You can view the final app here

In any office you get a sense of who works together simply by being there and speaking to them. In some offices, where there are clearly delineated teams working on the same problems, its very clear. In others, where a pool of resources works on a variety of tasks with a mix of people, it's less so.

I come from a consulting background, where in an office of ~100 people any particular person might be working on four different projects at once with ten different people. Officially there are team specialisations, but broadly at the junior levels people have the opportunity to work on a variety of different projects across teams. Some people always work together, some people work with a wide range, but it's hard to pin down.

I'd recently been reading about organisational network analytics, and had seen a talk by David Green where he touched on how it's deployed within the people analytics sphere. I was interested in learning how to do it, on a dataset of interest to me, so a mini network mapping project was born.

Being a consultant had a big advantage here - we track all time spent on client projects very closely through logging our "billable hours". Every project has a code, and every 15 minutes spent on the project is recorded. I therefore had a very detailed dataset of what everyone worked on.

It's a pretty small leap of logic to realise that if you know what everyone's spending their time doing, you can flip it the other way and look at who's working on each project - and thus who's working together.

So that's what I did - a bit of data cleaning and then wrangling in R produced a matrix of shared time between consultants.

I then used the igraph package for R, which took a little bit of getting used to, to plot these as an actual network map, coloured by official team. This was really interesting - some teams were very clearly delineated, while some groups of employees from different teams clustered together. Notably one team, which works primarily remotely, had almost all their interaction with the rest of the department flow through a single individual.
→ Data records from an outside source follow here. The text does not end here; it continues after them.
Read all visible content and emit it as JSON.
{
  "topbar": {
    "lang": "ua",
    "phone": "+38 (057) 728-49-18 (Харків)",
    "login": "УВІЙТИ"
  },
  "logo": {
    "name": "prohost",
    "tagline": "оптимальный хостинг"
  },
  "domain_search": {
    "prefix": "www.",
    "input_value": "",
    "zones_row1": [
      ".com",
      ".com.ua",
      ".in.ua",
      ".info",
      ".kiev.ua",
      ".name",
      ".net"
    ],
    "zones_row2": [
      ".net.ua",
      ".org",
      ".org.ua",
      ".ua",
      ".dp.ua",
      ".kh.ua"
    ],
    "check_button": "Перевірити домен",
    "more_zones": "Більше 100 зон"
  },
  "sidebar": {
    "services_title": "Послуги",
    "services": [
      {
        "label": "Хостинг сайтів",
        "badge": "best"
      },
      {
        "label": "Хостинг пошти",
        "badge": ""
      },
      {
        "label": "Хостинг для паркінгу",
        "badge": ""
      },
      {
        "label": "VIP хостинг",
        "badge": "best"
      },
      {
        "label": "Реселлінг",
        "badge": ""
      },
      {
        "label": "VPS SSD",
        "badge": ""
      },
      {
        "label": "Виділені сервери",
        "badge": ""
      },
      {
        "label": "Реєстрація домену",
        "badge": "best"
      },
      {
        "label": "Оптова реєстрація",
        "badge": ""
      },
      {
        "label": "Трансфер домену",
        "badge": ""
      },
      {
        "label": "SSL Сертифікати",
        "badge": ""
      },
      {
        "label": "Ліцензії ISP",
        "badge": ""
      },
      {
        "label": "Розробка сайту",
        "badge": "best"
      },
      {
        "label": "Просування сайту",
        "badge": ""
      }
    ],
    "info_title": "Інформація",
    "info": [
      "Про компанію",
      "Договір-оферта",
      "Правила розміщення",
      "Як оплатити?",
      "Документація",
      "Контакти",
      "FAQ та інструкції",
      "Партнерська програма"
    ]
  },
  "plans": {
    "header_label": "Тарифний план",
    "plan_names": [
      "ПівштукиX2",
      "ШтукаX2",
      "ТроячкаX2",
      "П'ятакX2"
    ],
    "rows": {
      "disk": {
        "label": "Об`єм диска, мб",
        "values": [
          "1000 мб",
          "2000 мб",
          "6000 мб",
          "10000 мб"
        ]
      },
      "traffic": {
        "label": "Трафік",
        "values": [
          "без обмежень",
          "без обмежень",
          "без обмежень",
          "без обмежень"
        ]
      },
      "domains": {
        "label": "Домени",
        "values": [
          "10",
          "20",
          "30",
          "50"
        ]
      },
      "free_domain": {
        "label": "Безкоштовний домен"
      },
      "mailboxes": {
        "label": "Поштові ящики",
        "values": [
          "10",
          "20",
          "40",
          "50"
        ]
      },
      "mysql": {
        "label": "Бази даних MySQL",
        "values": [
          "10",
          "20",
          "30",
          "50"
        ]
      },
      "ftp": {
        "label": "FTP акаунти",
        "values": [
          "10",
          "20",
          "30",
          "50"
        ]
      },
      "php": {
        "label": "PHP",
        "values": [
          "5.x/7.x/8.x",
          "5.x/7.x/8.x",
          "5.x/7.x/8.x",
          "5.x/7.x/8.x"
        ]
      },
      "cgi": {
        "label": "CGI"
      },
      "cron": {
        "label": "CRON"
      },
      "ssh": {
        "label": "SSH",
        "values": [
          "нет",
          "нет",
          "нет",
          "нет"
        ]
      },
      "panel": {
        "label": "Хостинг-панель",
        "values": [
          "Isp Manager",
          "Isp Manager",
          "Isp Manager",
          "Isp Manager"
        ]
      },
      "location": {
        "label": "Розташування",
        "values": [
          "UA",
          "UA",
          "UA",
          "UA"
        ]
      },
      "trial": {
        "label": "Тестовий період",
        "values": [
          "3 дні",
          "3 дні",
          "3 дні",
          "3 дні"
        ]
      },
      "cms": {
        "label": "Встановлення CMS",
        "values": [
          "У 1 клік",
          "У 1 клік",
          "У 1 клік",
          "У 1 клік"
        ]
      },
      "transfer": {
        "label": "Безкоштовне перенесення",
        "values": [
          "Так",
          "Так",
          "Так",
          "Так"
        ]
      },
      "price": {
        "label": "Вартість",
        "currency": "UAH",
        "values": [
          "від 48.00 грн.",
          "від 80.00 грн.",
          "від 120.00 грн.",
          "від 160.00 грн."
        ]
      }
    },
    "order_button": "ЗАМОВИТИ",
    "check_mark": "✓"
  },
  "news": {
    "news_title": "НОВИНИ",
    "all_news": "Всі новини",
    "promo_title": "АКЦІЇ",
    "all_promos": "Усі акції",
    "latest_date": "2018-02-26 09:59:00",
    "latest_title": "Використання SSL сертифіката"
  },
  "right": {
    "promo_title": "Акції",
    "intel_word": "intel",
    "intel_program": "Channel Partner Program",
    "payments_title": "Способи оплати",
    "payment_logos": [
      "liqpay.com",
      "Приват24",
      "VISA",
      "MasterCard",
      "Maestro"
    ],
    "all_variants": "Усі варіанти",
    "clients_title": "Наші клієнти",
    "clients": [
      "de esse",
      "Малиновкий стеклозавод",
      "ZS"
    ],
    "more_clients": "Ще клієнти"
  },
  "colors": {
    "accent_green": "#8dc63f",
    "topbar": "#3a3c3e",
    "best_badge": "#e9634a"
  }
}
This didn't answer all my questions though - under this version simply sharing an hour on a project for the given month would count as "working together". So I introduced a new variable for "minimum number of hours shared" to allow the map to be filtered. As I also wanted to explore individuals, I decided to spin up a quick application in RShiny.
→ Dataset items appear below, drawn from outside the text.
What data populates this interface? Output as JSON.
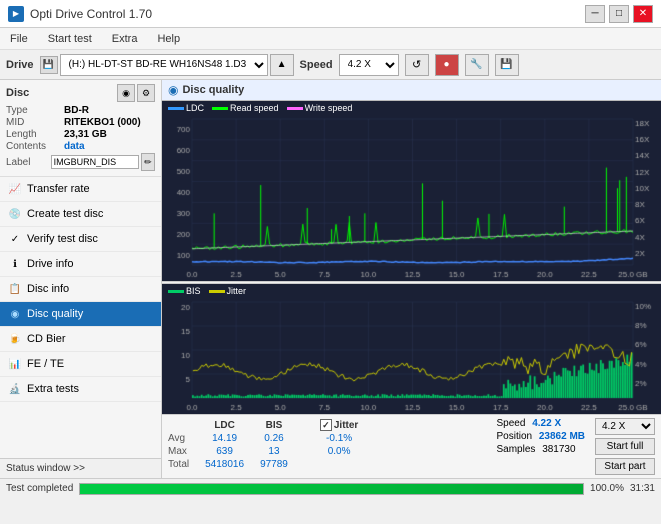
{
  "app": {
    "title": "Opti Drive Control 1.70",
    "icon": "▶"
  },
  "titlebar": {
    "minimize_label": "─",
    "maximize_label": "□",
    "close_label": "✕"
  },
  "menu": {
    "items": [
      "File",
      "Start test",
      "Extra",
      "Help"
    ]
  },
  "drivebar": {
    "drive_label": "Drive",
    "drive_value": "(H:)  HL-DT-ST BD-RE  WH16NS48 1.D3",
    "speed_label": "Speed",
    "speed_value": "4.2 X"
  },
  "disc": {
    "title": "Disc",
    "type_label": "Type",
    "type_value": "BD-R",
    "mid_label": "MID",
    "mid_value": "RITEKBO1 (000)",
    "length_label": "Length",
    "length_value": "23,31 GB",
    "contents_label": "Contents",
    "contents_value": "data",
    "label_label": "Label",
    "label_value": "IMGBURN_DIS"
  },
  "nav": {
    "items": [
      {
        "id": "transfer-rate",
        "label": "Transfer rate",
        "icon": "📈"
      },
      {
        "id": "create-test-disc",
        "label": "Create test disc",
        "icon": "💿"
      },
      {
        "id": "verify-test-disc",
        "label": "Verify test disc",
        "icon": "✓"
      },
      {
        "id": "drive-info",
        "label": "Drive info",
        "icon": "ℹ"
      },
      {
        "id": "disc-info",
        "label": "Disc info",
        "icon": "📋"
      },
      {
        "id": "disc-quality",
        "label": "Disc quality",
        "icon": "★",
        "active": true
      },
      {
        "id": "cd-bier",
        "label": "CD Bier",
        "icon": "🍺"
      },
      {
        "id": "fe-te",
        "label": "FE / TE",
        "icon": "📊"
      },
      {
        "id": "extra-tests",
        "label": "Extra tests",
        "icon": "🔬"
      }
    ],
    "status_window": "Status window >>"
  },
  "chart": {
    "title": "Disc quality",
    "icon": "◉",
    "legend_top": [
      "LDC",
      "Read speed",
      "Write speed"
    ],
    "legend_bottom": [
      "BIS",
      "Jitter"
    ],
    "y_left_top": [
      "700",
      "600",
      "500",
      "400",
      "300",
      "200",
      "100"
    ],
    "y_right_top": [
      "18X",
      "16X",
      "14X",
      "12X",
      "10X",
      "8X",
      "6X",
      "4X",
      "2X"
    ],
    "y_left_bottom": [
      "20",
      "15",
      "10",
      "5"
    ],
    "y_right_bottom": [
      "10%",
      "8%",
      "6%",
      "4%",
      "2%"
    ],
    "x_labels": [
      "0.0",
      "2.5",
      "5.0",
      "7.5",
      "10.0",
      "12.5",
      "15.0",
      "17.5",
      "20.0",
      "22.5",
      "25.0 GB"
    ]
  },
  "stats": {
    "headers": [
      "",
      "LDC",
      "BIS",
      "",
      "Jitter",
      "Speed",
      ""
    ],
    "avg_label": "Avg",
    "avg_ldc": "14.19",
    "avg_bis": "0.26",
    "avg_jitter": "-0.1%",
    "max_label": "Max",
    "max_ldc": "639",
    "max_bis": "13",
    "max_jitter": "0.0%",
    "total_label": "Total",
    "total_ldc": "5418016",
    "total_bis": "97789",
    "speed_label": "Speed",
    "speed_value": "4.22 X",
    "position_label": "Position",
    "position_value": "23862 MB",
    "samples_label": "Samples",
    "samples_value": "381730",
    "jitter_checked": true,
    "speed_dropdown": "4.2 X",
    "btn_start_full": "Start full",
    "btn_start_part": "Start part"
  },
  "progress": {
    "status_label": "Test completed",
    "percent": 100,
    "percent_text": "100.0%",
    "time": "31:31"
  }
}
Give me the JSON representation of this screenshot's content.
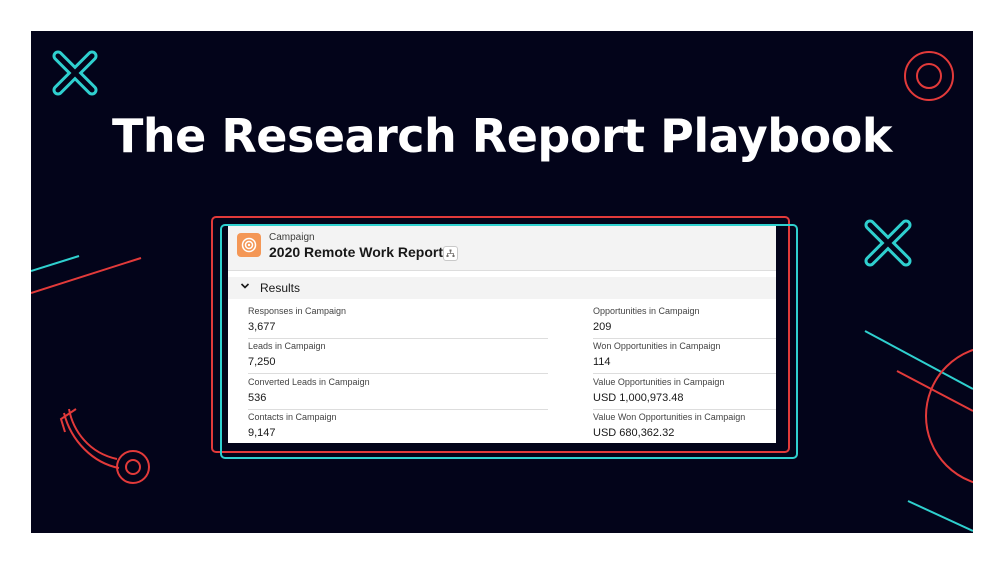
{
  "headline": "The Research Report Playbook",
  "colors": {
    "background": "#03041a",
    "red": "#e23a3a",
    "teal": "#2fd0cf",
    "record_icon": "#f49756"
  },
  "record": {
    "object_label": "Campaign",
    "title": "2020 Remote Work Report",
    "icon": "target-icon"
  },
  "section": {
    "title": "Results"
  },
  "fields_left": [
    {
      "label": "Responses in Campaign",
      "value": "3,677"
    },
    {
      "label": "Leads in Campaign",
      "value": "7,250"
    },
    {
      "label": "Converted Leads in Campaign",
      "value": "536"
    },
    {
      "label": "Contacts in Campaign",
      "value": "9,147"
    }
  ],
  "fields_right": [
    {
      "label": "Opportunities in Campaign",
      "value": "209"
    },
    {
      "label": "Won Opportunities in Campaign",
      "value": "114"
    },
    {
      "label": "Value Opportunities in Campaign",
      "value": "USD 1,000,973.48"
    },
    {
      "label": "Value Won Opportunities in Campaign",
      "value": "USD 680,362.32"
    }
  ]
}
RShiny is a library for R that allow you to build interactive web applications, and is great for interactive exploratory analysis. It also makes it really easy to share them online with other people (or host them yourself for sensitive data).

The result was an interactive application allowing me to explore in more detail who worked with whom. The results were interesting - one employee who works remotely had far fewer coworkers than the average - but worked a lot more with each. There were some jack of all trades working across different teams and with lots of people, and some (primarily senior) who only worked with those in their team.

You can view the final app here

So what's the point?

As someone who myself was working with a lot of different people, it didn't tell me a huge amount I didn't already suspect, but it would have been really useful to anyone new to the team. I plotted it on a scatter to see the relationship between number of people worked with and time spent with other teams, grouped by team.

This showed pretty clearly that one team was far more likely to work with lots of people - but those people would generally be from their team. As this particular team was the result of an acquisition a few years before that wasn't especially surprising.

This data would be most useful if either trying to test a specific hypothesis, or track change over time. For example, if run monthly it could show how a new business was integrating. If linked to other metrics like performance it could show the impact of cross-team collaboration to success. It puts hard data on 'soft' concepts like how well a new joiner has integrated into a team, or how working remotely changes patterns of work.

This was ultimately an exercise in curiosity for me - I wanted to learn how to do network analysis, and I wanted to visualise my team. But it does open up a huge range of further questions and analysis scope. Doing it on a larger scale, such as with emails and performance data, could yield fascinating insights.